2026年 園だより1月号 

    「 立 春(りっしゅん)」 

園長 菊池 弘幸
 

  1月20日は「大寒(だいかん)」でした。二十四節気の一番最後です。
この日から「立春(りっしゅん)」の前日までが大寒です。1年で一番寒い時期と言われています。しかし、横浜では観測史上最も早く梅が開花するなど、「今年の冬は暖かいなぁ」と油断していたら、やっぱり寒くなりました。日が当たっていても空気がピリッと肌に突き刺さるようになりました。曇りの日はなおさらです。特に夕方、日が陰ってからの冷え込みは厳しく「あぁ、やっぱり冬だぁ」と思います。ある日の朝、蛇口から滴り落ちていたしずくが凍って氷の山ができ、プランターのパンジーの花が凍っていました。 

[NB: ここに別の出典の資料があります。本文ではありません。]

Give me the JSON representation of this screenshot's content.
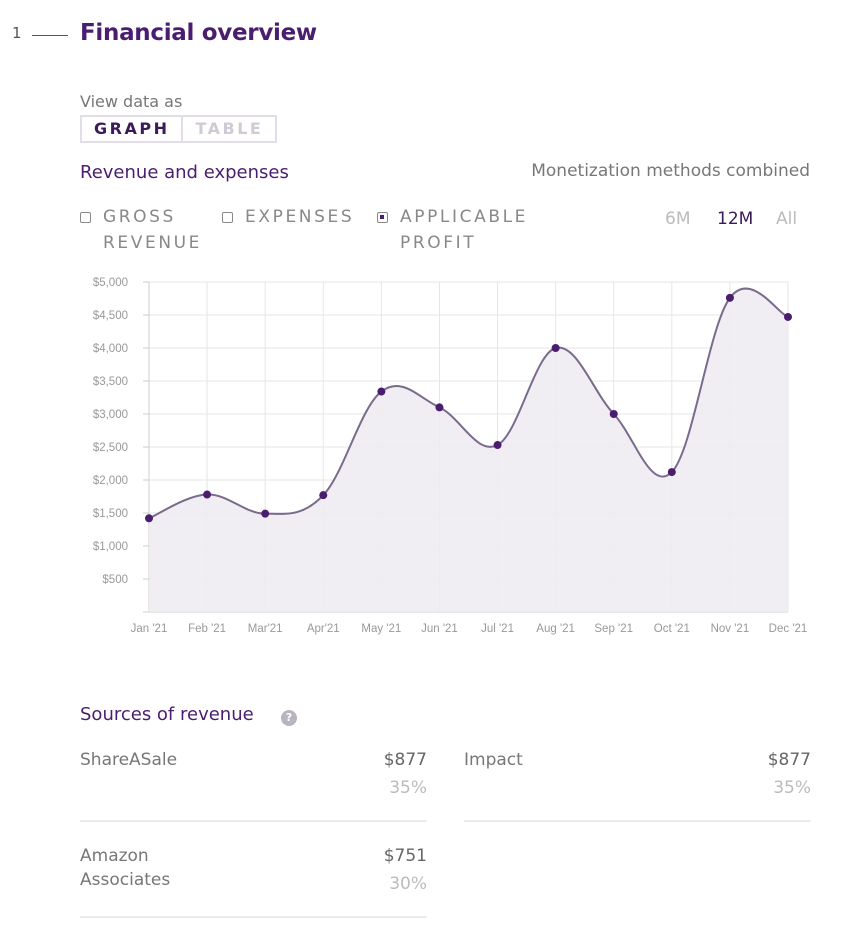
{
  "section": {
    "number": "1",
    "title": "Financial overview"
  },
  "view": {
    "label": "View data as",
    "options": [
      "GRAPH",
      "TABLE"
    ],
    "selected": "GRAPH"
  },
  "chart_header": {
    "title": "Revenue and expenses",
    "meta": "Monetization methods combined"
  },
  "legend": [
    {
      "label": "GROSS REVENUE",
      "checked": false
    },
    {
      "label": "EXPENSES",
      "checked": false
    },
    {
      "label": "APPLICABLE PROFIT",
      "checked": true
    }
  ],
  "ranges": [
    {
      "label": "6M",
      "active": false
    },
    {
      "label": "12M",
      "active": true
    },
    {
      "label": "All",
      "active": false
    }
  ],
  "colors": {
    "accent": "#4a1d6e",
    "line": "#7a6a8c",
    "fill": "#eeebf1",
    "grid": "#e6e6e6"
  },
  "chart_data": {
    "type": "area",
    "categories": [
      "Jan '21",
      "Feb '21",
      "Mar'21",
      "Apr'21",
      "May '21",
      "Jun '21",
      "Jul '21",
      "Aug '21",
      "Sep '21",
      "Oct '21",
      "Nov '21",
      "Dec '21"
    ],
    "series": [
      {
        "name": "APPLICABLE PROFIT",
        "values": [
          1420,
          1780,
          1490,
          1770,
          3340,
          3100,
          2530,
          4000,
          3000,
          2120,
          4760,
          4470
        ]
      }
    ],
    "yticks": [
      500,
      1000,
      1500,
      2000,
      2500,
      3000,
      3500,
      4000,
      4500,
      5000
    ],
    "ytick_labels": [
      "$500",
      "$1,000",
      "$1,500",
      "$2,000",
      "$2,500",
      "$3,000",
      "$3,500",
      "$4,000",
      "$4,500",
      "$5,000"
    ],
    "ylim": [
      0,
      5000
    ],
    "grid": true,
    "xlabel": "",
    "ylabel": ""
  },
  "sources": {
    "title": "Sources of revenue",
    "items": [
      {
        "name": "ShareASale",
        "amount": "$877",
        "percent": "35%"
      },
      {
        "name": "Impact",
        "amount": "$877",
        "percent": "35%"
      },
      {
        "name": "Amazon Associates",
        "amount": "$751",
        "percent": "30%"
      }
    ]
  }
}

  立春は、冬の寒さも峠を越え、春の気配が感じられる時といいます。今年の立春は2月4日(水)です。その前日の2月3日が「節分」ですが、園では2月2日(月)に「節分の会」を行い「豆まき」をします。
こうして、「大寒」から「立春」へと、季節はバトンリレーのように少しずつ移り変わっていきます。子ども達はそのバトンリレーを「園行事」をとおして体感していきます。
季節のバトンリレーは、本当に少しずつ少しずつゆっくりです。その歩みは切れ目のないアナログです。階段的なデジタルではなく、坂道のようなアナログです。ある時を境にして突然冬から春になるわけではありません。冬の景色に春の気配が少しずつ混ざっていくアナログです。その混ざり方は日々変わります。その混ざり方に一番敏感なのは子どもなのかもしれません。 

冬には似合わない暖かいある日、タテハチョウを見つけた子どもと私のやりとりです。タテハチョウの仲間は成虫のまま冬を越しますが、寒い冬は枯れ草や落ち葉の中でじっとしています。この時は暖かかったので思わず飛んできたのでしょう。年少から年長までの子ども達が数人集まってきました。 

年中の子ども「園長先生、園長先生、チョウチョがいたいた。じっとしている。」 

見ると、プランターの中でタテハチョウがじっとしています。 

年少の子ども「お腹すいているのかな。チョウチョは何食べるの?」 

私「チョウチョは花の蜜という甘~い汁を吸うんだよ。でも寒いと食欲があまりないかも。」 

年長子ども「じゃあ、お布団かけてあげよう。」と言って、パンジーの花をかけてあげていました。 

 園でも、このような子ども同士のやりとりを通して、年長から年中へ、年中から年少へとバトンリレーが始まっている気がします。 
 お花のお布団のおかげか、タテハチョウは次の日、子どもに見守られながら、無事どこかへ飛び立っていきました。